Now, this is the point, not the rosy glow of an illusory past. The two “assumptions” that Claiborne lists at the beginning of his letter are examples, like Benson’s, of fabricated irrelevancies, carefully worded so as to miss the point. Still further from any useful point is silly talk about “omniscience,” but it betrays another illusion. Claiborne seems to think that one had to be a member of the CP in order to know what was going on. This is the theory that you become a meteorologist when you’re caught in a storm, or an authority on seismology when your house crashes around your ears in an earthquake. I never joined the CP (forgive me for boasting) because I knew then what Claiborne learned later to his dismay; and of course this was true of many socialists who fought the CP.
Claiborne looks back on his own activity with a rosy glow that dims out any larger picture. He has a remarkable passage in which, trying to refute my reference to the CP’s role as the “policeman inside labor” to enforce the no-strike pledge, he actually illustrates it. And it was all proved to be good because in this New Jersey steel mill his gang got 75 percent of the vote…. Really now! He glories all over again in the brief efflorescence of the CP “if only for a few years,” and this rosy glow drowns out recollection of what shortly happened to the 75,000 dupes who had swelled the ranks—
And he appears to have no sense of the tragedy of American socialism over which he is chortling. Let me state the essence of this tragedy.
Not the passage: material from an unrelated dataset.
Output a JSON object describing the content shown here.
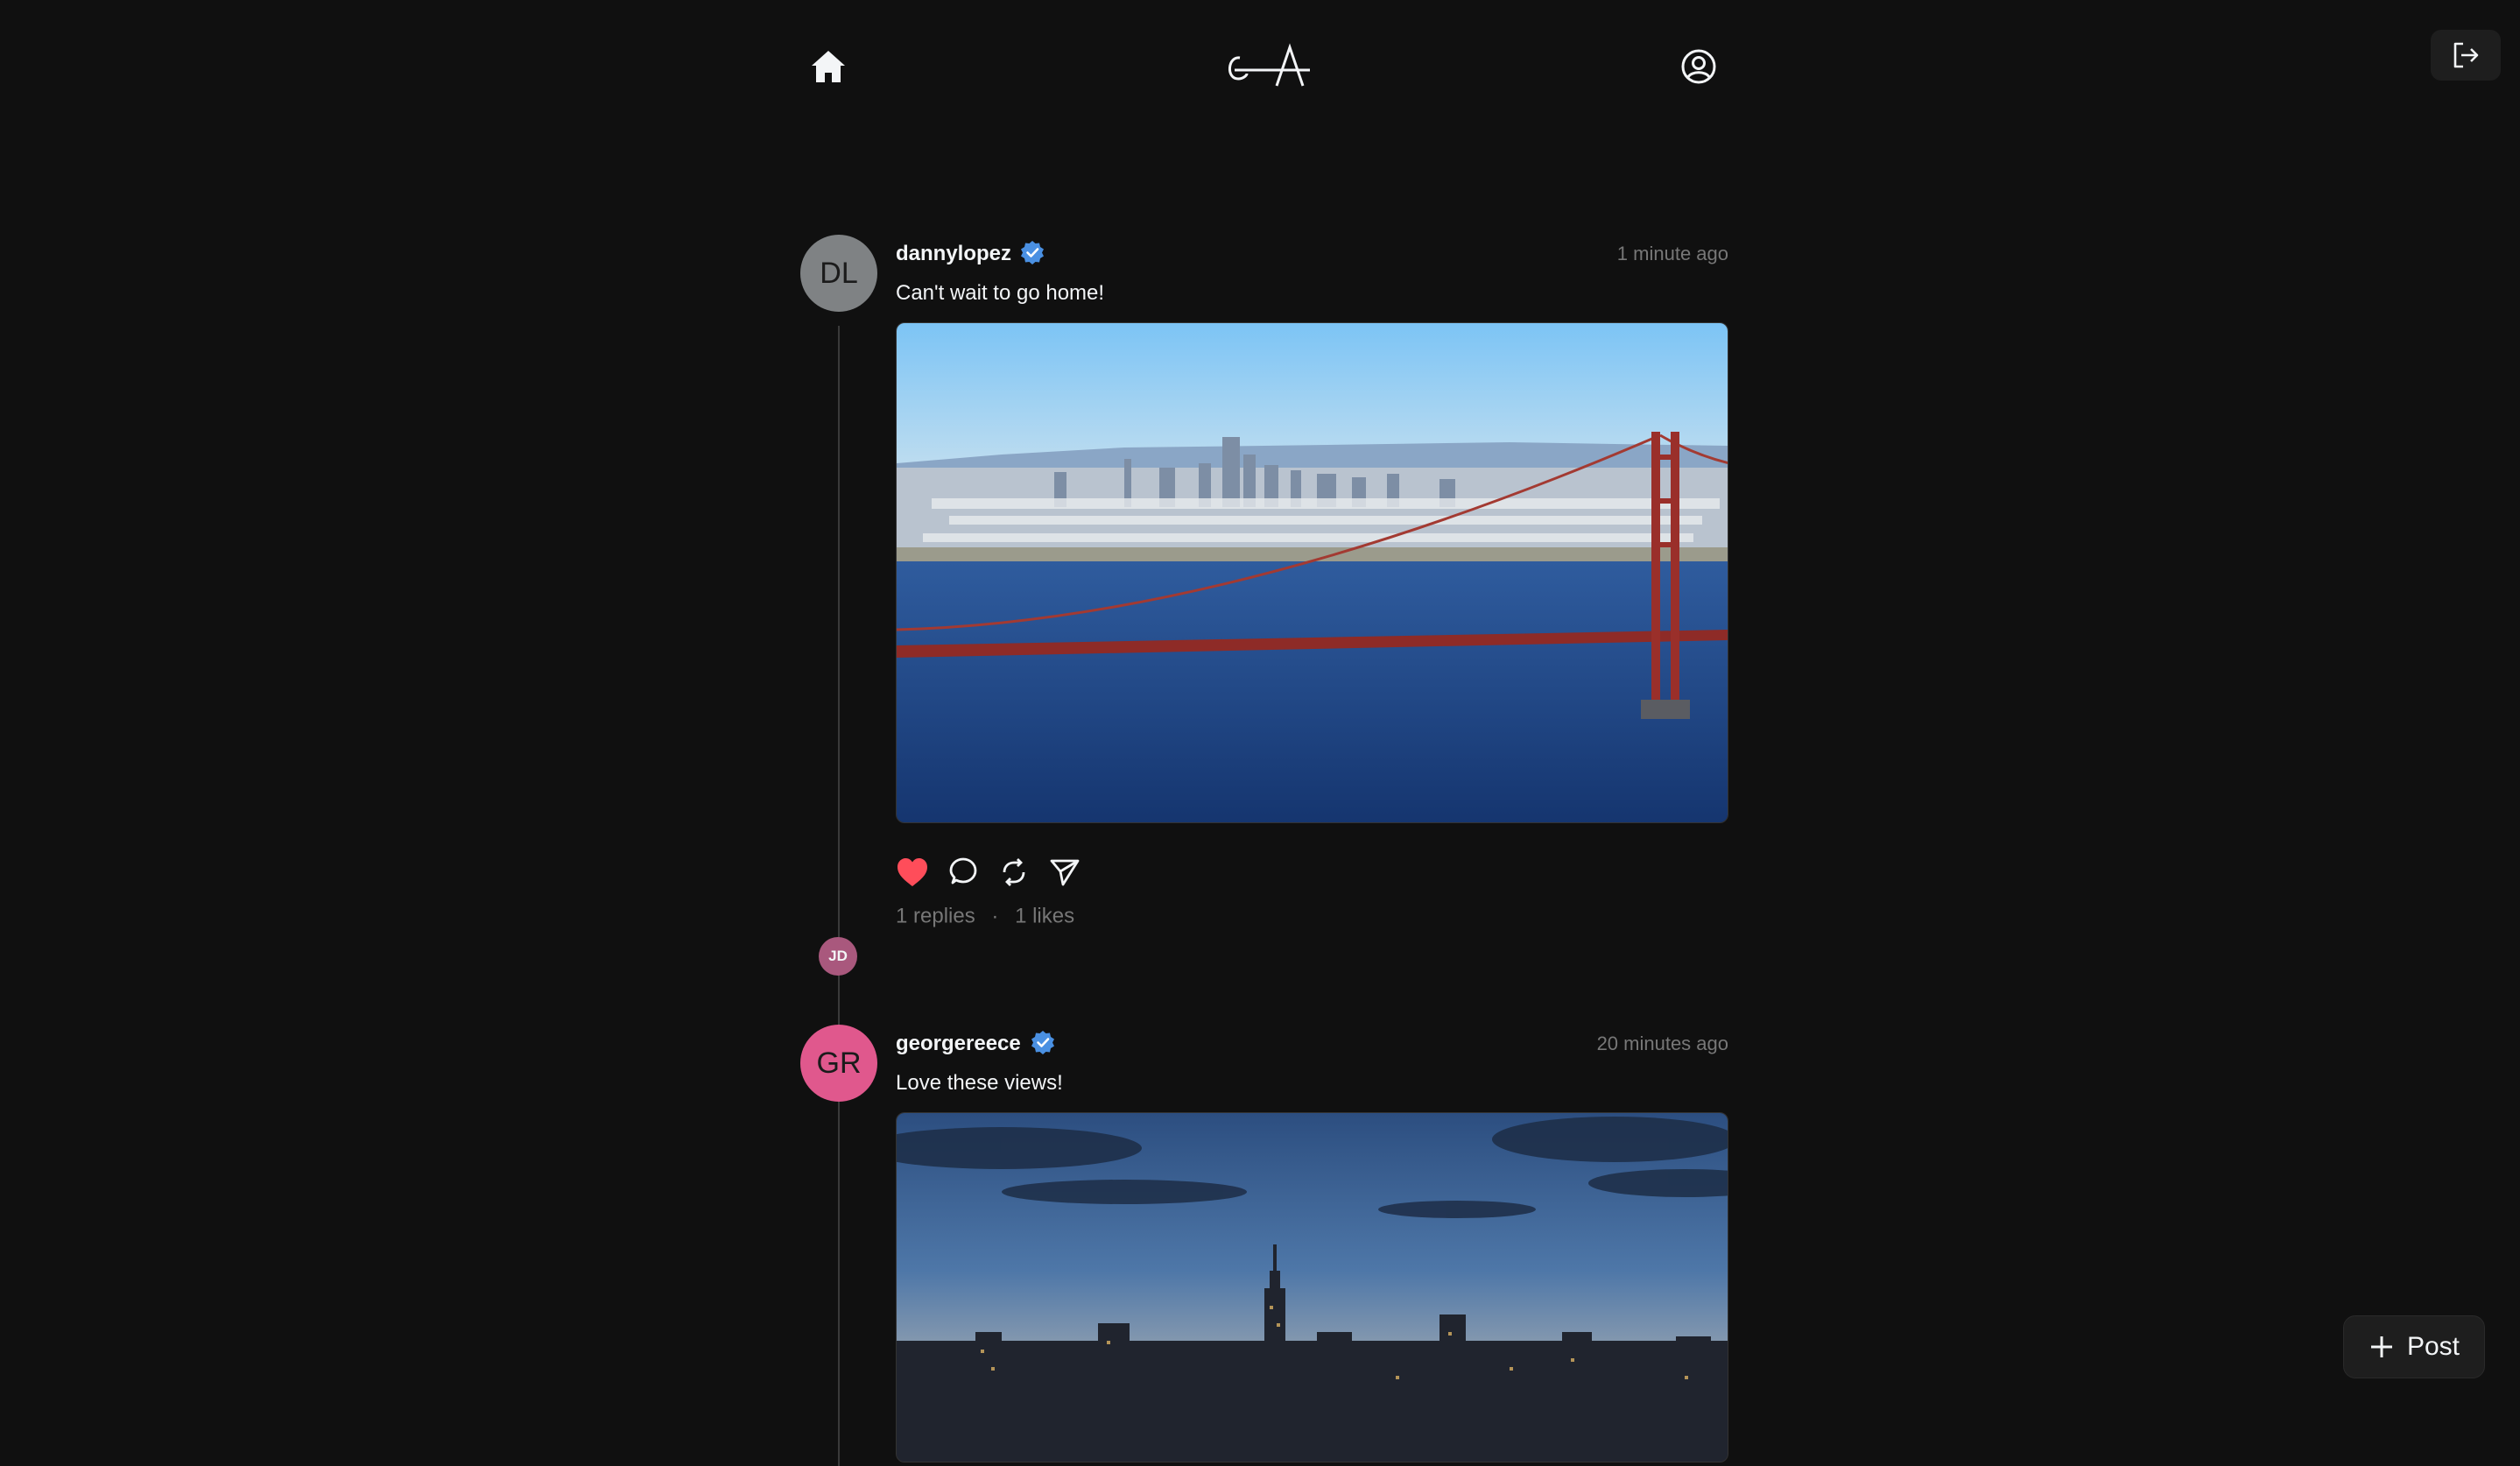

For generations now, as elements and sections of American workers and intellectuals became radicalized, and as they moved toward a revolutionary socialist point of view, they were drawn into the orbit of the organization that purported to represent revolutionary dissent. Pulled into the Communist party, throbbing with revolutionary ardor and idealism, they were used—for another purpose (as Claiborne now knows). In levies of thousands and tens of thousands, they were used up, betrayed, sold out, eviscerated, disillusioned: they were processed through the CP machine, spitted, and then spit out. No one really knows how many hundreds of thousands, in all, were thus turned into sterilized “exes” or “former people”; perhaps as many as a couple million.
These are the people who in other countries built a mass leftist party of one type or another; these are the people who should have built the mass labor-based radical party which is lacking in America alone, of all major countries. It is the great historical fact-that-isn’t-there. The CP has acted like a siphon, to siphon out of the political movement all those who wanted to be revolutionists; or like a sifting magnet, to separate them out, only to exhaust their usefulness, break them, and drop them into the limbo of ex-radicals. This is not the place to analyze the social conditions within whose framework this sterilizing operation took place.
It is a piteous thing to see one of the dupes hug his rosy-glow memories to his bosom, consoling his conscience with the recollection that he once won a grievance for Smith or Jones as he gained their confidence in the “revolutionary” party that was using all of them for alien purposes. It is necessary to understand. In fact, that was the point I made about Klehr’s book: it is important not simply to expose the facts about the Communist party’s career, but to understand “the nature of the Stalinist party as a new type of political instrument.”